The same approach was adopted by a majority of this court in determining which due process rights are guaranteed to juveniles by the Louisiana Constitution, in State in Interest of Dino, 359 So.2d 586 (La.1978). (Since we ultimately find this defendant's right to plead insanity to be guaranteed by the state and federal due process clauses, we need not reach the additional equal protection argument advanced, by which juveniles would be denied the equal protection of the laws if they were not permitted as are adults to be exculpated by insanity from criminal responsibility.)

McKeiver, Winship, and Gault imposed on juvenile proceedings a host of traditional criminal trial safeguards the right to appropriate notice, to counsel, to confrontation and cross-examination, and the privilege against self-incrimination and declined to impose only one safeguard, the right to a jury trial.

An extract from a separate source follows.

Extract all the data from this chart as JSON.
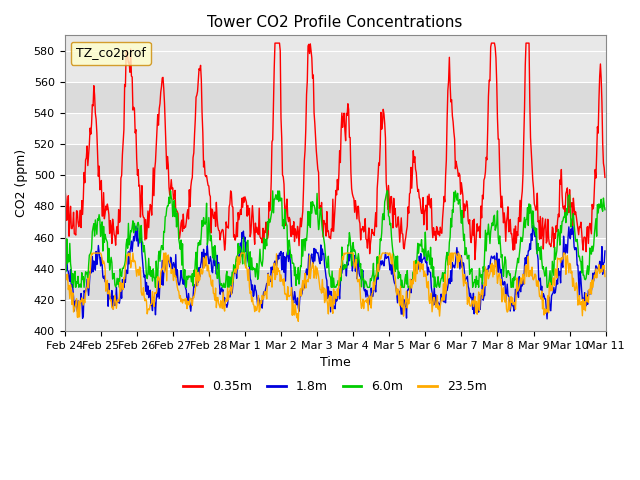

While the due process right to a jury trial has been held to be an element of "fundamental fairness," at least in non-petty adult proceedings, Duncan v. Louisiana, 391 U.S. *475 145, 88 S.Ct. 1444, 20 L.Ed.2d 491 (1968), the court's emphasis in McKeiver was not on the degree of "fundamentality," but on the function served by the jury trial. The plurality saw the jury as a component in the factfinding process, and as such, not "a necessary component of accurate factfinding." 403 U.S. at 543, 91 S.Ct. at 1985. Only after finding that the jury trial although "fundamental" for adults was not really "essential" to a fair trial proceeding, i.